Auschwitz liberation remembered 65 years on
Photo: European (flickr)
As memorial ceremonies were held around the world today to mark International Holocaust Remembrance Day, dignitaries and camp survivors gathered at Auschwitz to mark the 65th anniversary of the liberation of the Nazi death camp.
Among the politicians taking part in the memorial events at the World War II death camp in Poland were Israeli Prime Minister Benjamin Netanyahu and President of the European Parliament Jerzy Buzek.
But the first part of the ceremony was focused on the handful of survivors, 150 ex-prisoners, who recounted their experiences about the camp where over 1.1 million people lost their lives.
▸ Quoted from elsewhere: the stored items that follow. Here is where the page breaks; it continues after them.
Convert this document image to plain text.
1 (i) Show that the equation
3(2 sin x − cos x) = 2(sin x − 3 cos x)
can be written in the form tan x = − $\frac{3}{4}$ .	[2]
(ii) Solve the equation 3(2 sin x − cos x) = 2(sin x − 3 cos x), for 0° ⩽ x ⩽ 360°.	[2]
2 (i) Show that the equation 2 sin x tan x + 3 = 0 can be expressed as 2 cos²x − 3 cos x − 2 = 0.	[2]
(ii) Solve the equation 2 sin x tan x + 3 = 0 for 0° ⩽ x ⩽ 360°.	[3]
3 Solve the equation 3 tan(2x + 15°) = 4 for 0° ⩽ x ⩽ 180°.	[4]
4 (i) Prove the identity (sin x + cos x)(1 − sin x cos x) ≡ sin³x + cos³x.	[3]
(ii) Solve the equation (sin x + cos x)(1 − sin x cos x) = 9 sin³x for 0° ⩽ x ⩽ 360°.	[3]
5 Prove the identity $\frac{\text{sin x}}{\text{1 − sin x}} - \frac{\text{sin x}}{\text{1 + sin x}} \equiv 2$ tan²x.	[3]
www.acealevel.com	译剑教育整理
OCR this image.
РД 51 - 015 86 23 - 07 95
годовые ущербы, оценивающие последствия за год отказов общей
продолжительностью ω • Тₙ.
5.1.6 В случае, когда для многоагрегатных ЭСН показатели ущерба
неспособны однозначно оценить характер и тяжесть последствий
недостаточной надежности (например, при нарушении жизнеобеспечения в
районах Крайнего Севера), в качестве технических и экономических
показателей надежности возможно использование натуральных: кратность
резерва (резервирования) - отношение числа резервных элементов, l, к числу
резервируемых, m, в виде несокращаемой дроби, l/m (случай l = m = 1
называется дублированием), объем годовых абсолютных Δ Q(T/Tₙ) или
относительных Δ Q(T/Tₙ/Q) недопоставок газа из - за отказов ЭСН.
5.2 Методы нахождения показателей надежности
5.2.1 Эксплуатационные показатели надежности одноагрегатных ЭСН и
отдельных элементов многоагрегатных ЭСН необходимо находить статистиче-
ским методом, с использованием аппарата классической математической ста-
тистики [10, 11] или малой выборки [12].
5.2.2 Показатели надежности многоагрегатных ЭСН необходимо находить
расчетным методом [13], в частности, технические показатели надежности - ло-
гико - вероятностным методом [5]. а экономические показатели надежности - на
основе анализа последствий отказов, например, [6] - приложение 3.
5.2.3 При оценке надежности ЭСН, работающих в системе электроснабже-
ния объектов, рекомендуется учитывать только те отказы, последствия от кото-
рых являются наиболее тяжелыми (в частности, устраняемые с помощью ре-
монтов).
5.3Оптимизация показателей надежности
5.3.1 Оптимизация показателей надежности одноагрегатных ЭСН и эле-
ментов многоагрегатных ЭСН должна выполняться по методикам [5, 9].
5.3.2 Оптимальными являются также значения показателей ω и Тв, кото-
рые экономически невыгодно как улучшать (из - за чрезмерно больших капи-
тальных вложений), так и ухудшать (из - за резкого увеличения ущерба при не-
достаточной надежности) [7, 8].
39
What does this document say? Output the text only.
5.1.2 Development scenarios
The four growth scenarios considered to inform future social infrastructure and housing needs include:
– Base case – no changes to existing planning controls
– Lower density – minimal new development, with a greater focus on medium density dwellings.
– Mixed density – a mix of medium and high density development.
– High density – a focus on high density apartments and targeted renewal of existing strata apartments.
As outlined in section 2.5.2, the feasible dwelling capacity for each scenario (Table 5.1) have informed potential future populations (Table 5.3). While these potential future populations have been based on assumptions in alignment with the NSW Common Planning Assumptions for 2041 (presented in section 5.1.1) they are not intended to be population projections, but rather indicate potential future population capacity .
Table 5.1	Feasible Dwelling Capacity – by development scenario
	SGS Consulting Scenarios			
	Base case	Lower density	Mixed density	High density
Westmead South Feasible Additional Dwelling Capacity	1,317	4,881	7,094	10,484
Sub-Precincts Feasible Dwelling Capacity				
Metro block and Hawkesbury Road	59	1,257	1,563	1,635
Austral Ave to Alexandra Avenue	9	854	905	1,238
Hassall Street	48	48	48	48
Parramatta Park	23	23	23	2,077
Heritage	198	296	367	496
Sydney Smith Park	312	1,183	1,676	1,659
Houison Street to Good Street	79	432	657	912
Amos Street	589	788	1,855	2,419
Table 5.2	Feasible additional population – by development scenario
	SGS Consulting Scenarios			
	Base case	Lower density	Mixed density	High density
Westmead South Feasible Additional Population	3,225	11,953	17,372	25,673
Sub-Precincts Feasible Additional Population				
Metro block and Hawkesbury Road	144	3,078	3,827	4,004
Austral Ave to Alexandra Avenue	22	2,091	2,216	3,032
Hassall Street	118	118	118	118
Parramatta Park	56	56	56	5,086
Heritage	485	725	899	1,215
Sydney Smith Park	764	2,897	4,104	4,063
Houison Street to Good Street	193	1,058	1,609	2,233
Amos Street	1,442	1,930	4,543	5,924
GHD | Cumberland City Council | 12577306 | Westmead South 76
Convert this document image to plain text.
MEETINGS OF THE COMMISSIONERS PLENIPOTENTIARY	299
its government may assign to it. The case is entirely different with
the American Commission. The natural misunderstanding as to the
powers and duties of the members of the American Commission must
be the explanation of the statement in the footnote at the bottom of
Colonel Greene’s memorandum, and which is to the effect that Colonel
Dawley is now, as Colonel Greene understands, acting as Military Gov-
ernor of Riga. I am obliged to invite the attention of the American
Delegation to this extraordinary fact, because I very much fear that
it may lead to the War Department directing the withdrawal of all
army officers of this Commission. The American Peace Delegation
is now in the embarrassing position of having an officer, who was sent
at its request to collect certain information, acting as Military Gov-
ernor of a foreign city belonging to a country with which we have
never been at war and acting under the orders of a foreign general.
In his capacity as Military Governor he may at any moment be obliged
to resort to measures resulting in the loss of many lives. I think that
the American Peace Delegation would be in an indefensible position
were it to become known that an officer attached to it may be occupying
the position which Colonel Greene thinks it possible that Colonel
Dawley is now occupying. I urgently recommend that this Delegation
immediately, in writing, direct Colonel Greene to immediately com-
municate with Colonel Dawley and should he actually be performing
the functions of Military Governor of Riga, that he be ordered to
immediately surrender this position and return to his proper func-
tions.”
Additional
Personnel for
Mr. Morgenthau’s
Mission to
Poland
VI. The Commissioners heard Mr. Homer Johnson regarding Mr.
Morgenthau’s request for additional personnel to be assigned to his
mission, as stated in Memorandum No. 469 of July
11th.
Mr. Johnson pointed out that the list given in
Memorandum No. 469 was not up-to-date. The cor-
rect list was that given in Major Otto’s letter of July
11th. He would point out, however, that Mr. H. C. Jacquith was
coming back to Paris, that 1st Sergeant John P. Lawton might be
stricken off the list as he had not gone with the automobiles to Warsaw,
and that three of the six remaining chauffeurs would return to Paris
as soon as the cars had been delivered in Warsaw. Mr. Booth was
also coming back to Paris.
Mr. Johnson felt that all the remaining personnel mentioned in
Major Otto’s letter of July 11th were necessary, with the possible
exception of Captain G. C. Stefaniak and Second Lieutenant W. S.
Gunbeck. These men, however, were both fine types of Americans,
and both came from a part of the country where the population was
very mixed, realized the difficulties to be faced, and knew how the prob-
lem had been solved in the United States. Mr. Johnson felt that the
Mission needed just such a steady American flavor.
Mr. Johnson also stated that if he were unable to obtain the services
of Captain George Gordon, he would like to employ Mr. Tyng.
“Nobody could imagine that the first use of Cyclon B on the prisoners in September 1941 was only a trial run for mass murder,” Władysław Bartoszewski, a former prisoner at Auschwitz and now the Polish prime minister’s special envoy to Germany, told the invited guests and delegations from over 47 countries.
Israeli PM Netanyahu emphasised the common tragedy suffered by Jews and Poles in Nazi-occupied Poland. “And we remember that one third of those who risked their lives and their children‘s lives to help Jews were Polish. We remember that,” he told the audience.
After the main event, Christian and Jewish clergy will pray together at the monument to the victims of the death camp, with ex-prisoners and politicians lighting candles.
Elsewhere in Poland other events were staged to mark the day.
A special conference co-hosted by Poland’s Ministry of Education entitled: "Auschwitz - Remembrance, Responsibility, Education," while a 212 square metre at Auschwitz was given over to an exhibition sponsored by the Russian Foreign Ministry devoted to Soviet Army's liberation of the camp on 27 January 1945.
EU Parliament head Jerzy Buzek addressed the Third International Holocaust Forum in nearby Krakow, stressing the need for international cooperation to prevent such crimes from taking place again. “The European Union was created after that the nightmare of war to make sure it will never be repeated. We must safeguard the memory of the Holocaust so that no one can try to diminish the crimes of Auschwitz. This is our common duty,” he said.